2.7k views Asked by At

What I'm attempting to do:

  • Line 1: find any .txt or .TXT file and pipe them into next command
  • Line 2: convert the .txt file to unix format (get rid of Windows line endings)
  • Line 3: delete the last line of the file, which is always blank
find "${TEMPDIR}" -name *.[Tt][Xx][Tt] | /
xargs dos2unix -k | /
dd if=/dev/null of="$_" bs=1 seek=$(echo $(stat --format=%s "$_" ) - $( tail -n1 "$_" | wc -c) | bc )

I can't pipe the (EDIT output) filename of xargs dos2unix -k | / into the third line, I get the following error:

stat: cannot stat '': No such file or directory
tail: cannot open '' for reading: No such file or directory
dd: failed to open '': No such file or directory

Clearly Iv'e wrongly assumed that "$_" will be enough to pass the output through the pipe.

How can I pipe the output (a text file) from xargs dos2unix -k into the third line, dd if=/dev/null of="$_" bs=1 seek=$(echo $(stat --format=%s "$_" ) - $( tail -n1 "$_" | wc -c) | bc )?

The solution for line 3 comes from an answer to another question on SO about removing the last line from a file, with this answer in particular being touted as a good solution for large files: https://stackoverflow.com/a/17794626/893766

3

There are 3 answers

7
anishsane On BEST ANSWER

Can this help?

find "${TEMPDIR}" -iname '*.txt' -exec dos2unix "{}" \; -exec sed -i '$d' "{}" \;
1
ColOfAbRiX On

You can try to substitute dos2unix with an explicit replace:

find "${TEMPDIR}" -iname '*.txt' -exec cat {} \; |
tr -d '\r' |
...

As the windows for new line is \r\n you remove all the occurrences of \r with the command tr.

About the find command you can use the option -iname for case-insensitive search and the -exec to run a command.

0
tripleee On

If the file is really big, you are already messing up the efficiency by rewriting it with tr.

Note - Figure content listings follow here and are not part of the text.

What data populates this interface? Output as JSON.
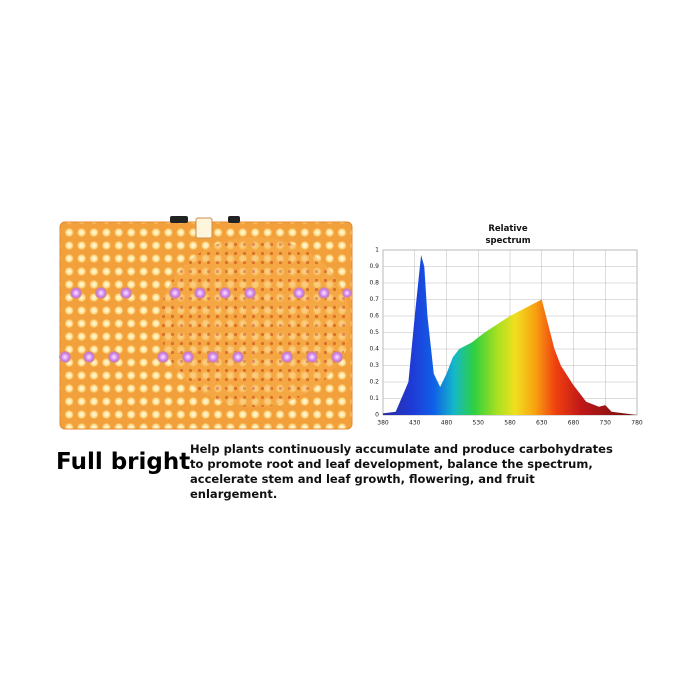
{
  "heading": "Full bright",
  "description": "Help plants continuously accumulate and produce carbohydrates to promote root and leaf development, balance the spectrum, accelerate stem and leaf growth, flowering, and fruit enlargement.",
  "chart_data": {
    "type": "area",
    "title": "Relative spectrum",
    "x": [
      380,
      400,
      420,
      430,
      440,
      445,
      450,
      460,
      470,
      480,
      490,
      500,
      520,
      540,
      560,
      580,
      600,
      620,
      630,
      640,
      650,
      660,
      680,
      700,
      720,
      730,
      740,
      760,
      780
    ],
    "values": [
      0.01,
      0.02,
      0.2,
      0.6,
      0.97,
      0.9,
      0.6,
      0.25,
      0.17,
      0.25,
      0.35,
      0.4,
      0.44,
      0.5,
      0.55,
      0.6,
      0.64,
      0.68,
      0.7,
      0.55,
      0.4,
      0.3,
      0.18,
      0.08,
      0.05,
      0.06,
      0.02,
      0.01,
      0
    ],
    "xlim": [
      380,
      780
    ],
    "xticks": [
      380,
      430,
      480,
      530,
      580,
      630,
      680,
      730,
      780
    ],
    "ylim": [
      0,
      1
    ],
    "yticks": [
      0,
      0.1,
      0.2,
      0.3,
      0.4,
      0.5,
      0.6,
      0.7,
      0.8,
      0.9,
      1
    ],
    "grid": true
  }
}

Then, you are reading it a second time with tail just to get the index of the last line.

The least inefficient fix I can come up with is to replace dos2unix and dd with just one command which performs both functions, so you only read and write the output file once.

find "$TMPDIR" -iname '*.txt' -exec perl -i -ne '
    print $line if defined $line; ($line = $_) =~ s/\015$//' {} \;

Your attempt to use $_ for the current file name doesn't work. The value of $_ is the last file name used by the previous completed command; but in the middle of a pipeline, nothing is yet completed. One possible workaround (which I include only for illustration, not as a recommended solution) would be to run everything in xargs where you have access to {}, similarly to how it works in find -exec.

find "$TMPDIR" -iname '*.txt' -print0 |
xargs -r0 sh -c 'dos2unix -k "{}"
    if=/dev/null of="{}" bs=1 seek=$(
        echo $(stat --format=%s "{}" ) - $( tail -n1 "{}" | wc -c) | bc)

I added -print0 and the corresponding xargs -0 as well as xargs -r as illustrations of good form; though the zero-terminated text format is a GNU find extension not generally found on other platforms.

(Privately, I would probably also replace the seek calculation with a simple Awk script, rather than expend three processes on performing a subtraction.)